Mark Carney, governor of the Bank of England (BOE), drinks from a glass of water during a news conference presenting the bank’s Financial Stability Report in London (Photographer: Chris Ratcliffe/Bloomberg)  

Carney Says Brexit Implications for Interest Rates Are Ambiguous

(Bloomberg) -- Come March 2019, when the U.K. is due to formally leave the European Union, the Bank of England may have to be ready to move either direction on monetary policy.

How exit negotiations proceed and the extent of any transition -- two big unknowns at this point -- will impact the pound and bonds, supply and demand and, of course, inflation, Governor Mark Carney said in Frankfurt on Tuesday.

Echoing his remarks from the BOE’s Nov. 2 policy press conference, he said the U.K. is in “exceptional circumstances” because of Brexit and real incomes have taken a hit. But the central bank can only support the economy so much in light of the inflation overshoot, hence the interest-rate increase this month.

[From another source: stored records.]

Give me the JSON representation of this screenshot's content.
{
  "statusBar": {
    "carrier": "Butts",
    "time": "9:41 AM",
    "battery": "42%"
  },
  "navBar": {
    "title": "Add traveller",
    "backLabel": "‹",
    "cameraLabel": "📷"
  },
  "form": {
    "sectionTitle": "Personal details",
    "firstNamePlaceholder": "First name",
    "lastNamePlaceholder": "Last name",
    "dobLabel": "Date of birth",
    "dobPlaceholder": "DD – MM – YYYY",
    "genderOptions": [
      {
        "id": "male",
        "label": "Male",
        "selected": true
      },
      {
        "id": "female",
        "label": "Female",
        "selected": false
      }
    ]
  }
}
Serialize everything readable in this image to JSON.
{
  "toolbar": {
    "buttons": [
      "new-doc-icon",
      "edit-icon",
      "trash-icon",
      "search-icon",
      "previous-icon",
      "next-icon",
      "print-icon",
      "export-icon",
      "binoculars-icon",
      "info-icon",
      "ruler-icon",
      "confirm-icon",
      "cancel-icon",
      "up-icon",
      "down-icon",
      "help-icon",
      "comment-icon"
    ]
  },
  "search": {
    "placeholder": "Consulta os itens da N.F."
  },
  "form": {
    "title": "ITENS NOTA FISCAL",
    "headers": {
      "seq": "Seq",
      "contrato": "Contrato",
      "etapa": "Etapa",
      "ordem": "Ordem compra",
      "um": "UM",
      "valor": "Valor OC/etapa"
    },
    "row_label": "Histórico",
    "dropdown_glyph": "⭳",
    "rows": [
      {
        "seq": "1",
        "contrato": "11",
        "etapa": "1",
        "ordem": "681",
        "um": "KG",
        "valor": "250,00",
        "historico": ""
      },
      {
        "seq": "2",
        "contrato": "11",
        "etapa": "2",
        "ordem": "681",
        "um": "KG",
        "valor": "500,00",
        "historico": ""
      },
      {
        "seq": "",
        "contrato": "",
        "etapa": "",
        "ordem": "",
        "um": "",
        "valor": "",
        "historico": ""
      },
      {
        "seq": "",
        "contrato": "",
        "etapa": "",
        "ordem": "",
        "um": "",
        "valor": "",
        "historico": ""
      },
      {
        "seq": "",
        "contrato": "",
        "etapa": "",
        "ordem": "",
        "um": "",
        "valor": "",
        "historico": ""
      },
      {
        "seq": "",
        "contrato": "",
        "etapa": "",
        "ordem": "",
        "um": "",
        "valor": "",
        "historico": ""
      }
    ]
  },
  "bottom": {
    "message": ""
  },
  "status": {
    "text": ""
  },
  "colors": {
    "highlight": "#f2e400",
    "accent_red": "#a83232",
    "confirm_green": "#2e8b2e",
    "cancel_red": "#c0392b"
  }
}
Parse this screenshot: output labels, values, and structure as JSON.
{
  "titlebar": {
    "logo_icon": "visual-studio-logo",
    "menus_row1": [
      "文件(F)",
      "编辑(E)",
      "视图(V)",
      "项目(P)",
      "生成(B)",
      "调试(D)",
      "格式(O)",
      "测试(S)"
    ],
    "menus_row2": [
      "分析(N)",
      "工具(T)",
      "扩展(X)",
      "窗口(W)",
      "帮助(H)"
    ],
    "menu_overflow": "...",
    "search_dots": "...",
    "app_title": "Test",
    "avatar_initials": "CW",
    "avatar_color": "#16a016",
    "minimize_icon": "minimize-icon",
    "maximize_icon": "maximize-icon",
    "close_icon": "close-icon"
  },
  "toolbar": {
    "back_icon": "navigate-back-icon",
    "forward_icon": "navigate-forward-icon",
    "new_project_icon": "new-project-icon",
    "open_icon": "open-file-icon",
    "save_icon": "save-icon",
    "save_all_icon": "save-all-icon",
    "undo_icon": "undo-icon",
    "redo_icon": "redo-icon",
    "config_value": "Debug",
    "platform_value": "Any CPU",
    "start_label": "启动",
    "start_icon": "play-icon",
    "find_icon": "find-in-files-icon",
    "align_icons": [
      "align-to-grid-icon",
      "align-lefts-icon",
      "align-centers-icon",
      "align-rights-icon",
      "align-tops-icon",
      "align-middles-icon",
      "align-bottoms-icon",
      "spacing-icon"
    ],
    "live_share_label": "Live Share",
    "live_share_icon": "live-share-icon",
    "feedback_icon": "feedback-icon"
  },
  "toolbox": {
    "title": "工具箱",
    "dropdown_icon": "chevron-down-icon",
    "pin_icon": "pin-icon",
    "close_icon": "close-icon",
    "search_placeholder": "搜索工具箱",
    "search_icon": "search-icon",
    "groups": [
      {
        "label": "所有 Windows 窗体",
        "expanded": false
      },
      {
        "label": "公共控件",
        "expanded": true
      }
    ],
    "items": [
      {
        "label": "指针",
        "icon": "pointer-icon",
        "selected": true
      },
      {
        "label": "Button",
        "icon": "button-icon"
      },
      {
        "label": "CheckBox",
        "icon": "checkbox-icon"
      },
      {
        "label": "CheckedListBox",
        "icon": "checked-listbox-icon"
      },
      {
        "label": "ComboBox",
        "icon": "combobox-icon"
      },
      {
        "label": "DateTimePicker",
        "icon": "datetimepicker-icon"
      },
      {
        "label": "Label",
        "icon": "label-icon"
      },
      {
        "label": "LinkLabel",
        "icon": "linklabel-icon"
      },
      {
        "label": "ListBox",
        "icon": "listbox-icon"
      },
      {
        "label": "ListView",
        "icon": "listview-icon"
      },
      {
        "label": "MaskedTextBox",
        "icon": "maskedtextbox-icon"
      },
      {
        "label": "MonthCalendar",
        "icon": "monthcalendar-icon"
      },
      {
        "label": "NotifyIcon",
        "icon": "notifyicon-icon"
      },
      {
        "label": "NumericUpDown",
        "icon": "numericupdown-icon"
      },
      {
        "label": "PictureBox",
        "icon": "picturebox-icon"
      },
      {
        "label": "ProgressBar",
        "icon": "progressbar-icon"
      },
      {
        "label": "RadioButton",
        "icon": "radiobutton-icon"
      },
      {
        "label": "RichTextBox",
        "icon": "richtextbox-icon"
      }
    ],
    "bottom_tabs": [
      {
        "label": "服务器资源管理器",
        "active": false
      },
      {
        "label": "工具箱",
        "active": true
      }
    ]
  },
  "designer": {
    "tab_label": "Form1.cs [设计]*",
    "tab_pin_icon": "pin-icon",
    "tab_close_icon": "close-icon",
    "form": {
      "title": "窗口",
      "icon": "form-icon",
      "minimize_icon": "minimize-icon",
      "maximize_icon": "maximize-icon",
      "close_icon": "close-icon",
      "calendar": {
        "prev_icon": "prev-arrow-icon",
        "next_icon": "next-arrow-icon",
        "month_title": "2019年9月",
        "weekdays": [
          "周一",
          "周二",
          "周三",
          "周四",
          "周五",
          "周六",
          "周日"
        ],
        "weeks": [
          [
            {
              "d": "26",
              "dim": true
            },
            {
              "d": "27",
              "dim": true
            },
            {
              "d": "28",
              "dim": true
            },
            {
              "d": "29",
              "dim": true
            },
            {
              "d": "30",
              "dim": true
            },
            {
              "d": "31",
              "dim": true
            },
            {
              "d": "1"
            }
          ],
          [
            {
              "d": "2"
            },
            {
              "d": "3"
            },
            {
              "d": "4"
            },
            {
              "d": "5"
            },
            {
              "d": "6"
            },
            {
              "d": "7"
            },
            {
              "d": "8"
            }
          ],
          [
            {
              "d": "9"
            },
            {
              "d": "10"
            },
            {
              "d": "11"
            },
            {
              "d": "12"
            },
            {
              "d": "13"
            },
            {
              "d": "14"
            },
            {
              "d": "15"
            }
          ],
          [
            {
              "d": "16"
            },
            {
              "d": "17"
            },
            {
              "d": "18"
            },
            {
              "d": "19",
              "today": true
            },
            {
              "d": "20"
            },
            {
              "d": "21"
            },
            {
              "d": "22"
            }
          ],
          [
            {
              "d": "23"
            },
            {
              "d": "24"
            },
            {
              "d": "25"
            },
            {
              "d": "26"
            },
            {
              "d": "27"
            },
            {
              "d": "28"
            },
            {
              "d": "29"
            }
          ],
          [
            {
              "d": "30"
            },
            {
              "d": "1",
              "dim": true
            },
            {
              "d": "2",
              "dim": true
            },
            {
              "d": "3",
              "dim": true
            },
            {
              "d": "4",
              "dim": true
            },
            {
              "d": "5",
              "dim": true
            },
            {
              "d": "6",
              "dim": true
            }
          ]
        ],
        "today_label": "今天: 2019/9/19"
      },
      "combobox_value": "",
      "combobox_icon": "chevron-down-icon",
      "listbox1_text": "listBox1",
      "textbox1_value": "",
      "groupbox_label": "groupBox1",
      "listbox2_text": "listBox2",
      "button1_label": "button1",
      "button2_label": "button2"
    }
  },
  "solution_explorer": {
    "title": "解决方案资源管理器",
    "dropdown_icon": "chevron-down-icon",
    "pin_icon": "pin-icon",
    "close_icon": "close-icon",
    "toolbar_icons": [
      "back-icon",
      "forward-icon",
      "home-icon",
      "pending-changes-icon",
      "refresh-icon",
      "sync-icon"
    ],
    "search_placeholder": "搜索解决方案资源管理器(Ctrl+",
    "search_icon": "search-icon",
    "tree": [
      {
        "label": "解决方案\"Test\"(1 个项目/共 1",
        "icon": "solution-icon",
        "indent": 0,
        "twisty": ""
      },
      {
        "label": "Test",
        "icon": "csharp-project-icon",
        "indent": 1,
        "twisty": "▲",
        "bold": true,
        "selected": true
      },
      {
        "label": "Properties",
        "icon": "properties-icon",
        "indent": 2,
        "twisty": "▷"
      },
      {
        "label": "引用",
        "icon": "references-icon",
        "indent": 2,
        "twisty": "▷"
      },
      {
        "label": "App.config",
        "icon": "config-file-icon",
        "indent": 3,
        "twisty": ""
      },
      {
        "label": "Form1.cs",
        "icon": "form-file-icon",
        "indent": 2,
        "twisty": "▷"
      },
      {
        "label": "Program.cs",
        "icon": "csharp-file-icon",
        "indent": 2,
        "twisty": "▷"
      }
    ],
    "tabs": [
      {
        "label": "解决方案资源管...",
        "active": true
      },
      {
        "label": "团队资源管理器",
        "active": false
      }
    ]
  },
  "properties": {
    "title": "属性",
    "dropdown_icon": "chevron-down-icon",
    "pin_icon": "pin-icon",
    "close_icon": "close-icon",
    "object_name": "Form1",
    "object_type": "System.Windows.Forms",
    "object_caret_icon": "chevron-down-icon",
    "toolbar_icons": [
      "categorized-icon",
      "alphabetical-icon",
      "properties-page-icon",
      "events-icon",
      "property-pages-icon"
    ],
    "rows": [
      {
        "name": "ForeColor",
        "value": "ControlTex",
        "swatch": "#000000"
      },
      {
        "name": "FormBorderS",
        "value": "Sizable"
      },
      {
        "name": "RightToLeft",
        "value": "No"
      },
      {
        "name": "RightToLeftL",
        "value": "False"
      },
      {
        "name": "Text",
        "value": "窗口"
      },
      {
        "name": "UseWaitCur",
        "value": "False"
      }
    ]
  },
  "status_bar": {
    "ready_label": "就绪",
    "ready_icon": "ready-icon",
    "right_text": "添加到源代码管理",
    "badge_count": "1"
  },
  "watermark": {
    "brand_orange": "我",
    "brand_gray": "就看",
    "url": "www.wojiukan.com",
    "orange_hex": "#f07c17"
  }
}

He also said future moves aren’t set in stone, and it all hangs on how the Brexit talks -- already up against a December deadline -- progress. Here’s his lengthy answer on the two sides of the equation:

“On the moment of Brexit, it will very much depend on what the final arrangement is with the EU-27, and what the transition path is from here to there,” and how those affect demand and supply. “The balance of those effects -- ex ante it’s not clear which direction they go into. Because you could see a balance which is inflationary and there not being that much spare capacity in the economy because capacity has been taken out. You could also see a mix of effects, where there is quite an expansive relationship with Europe, a reasonable transition horizon, not much spare capacity is taken out, the exchange rate and other asset prices rally, demand holds up. But relative to supply, it’s disinflationary. You could paint either picture.”

Carney said he’s very much in favor of a Brexit transition deal to allow a smooth path for businesses and consumers. It would make his job easier, too, he said half-jokingly.

“The real reason why you want a transition arrangement is for businesses and the real economies and financial sector, not because it makes my life more difficult. But it certainly would help. If I could put my vote in for a reasonable transition, I will do so now. Just to be clear, I would like one.”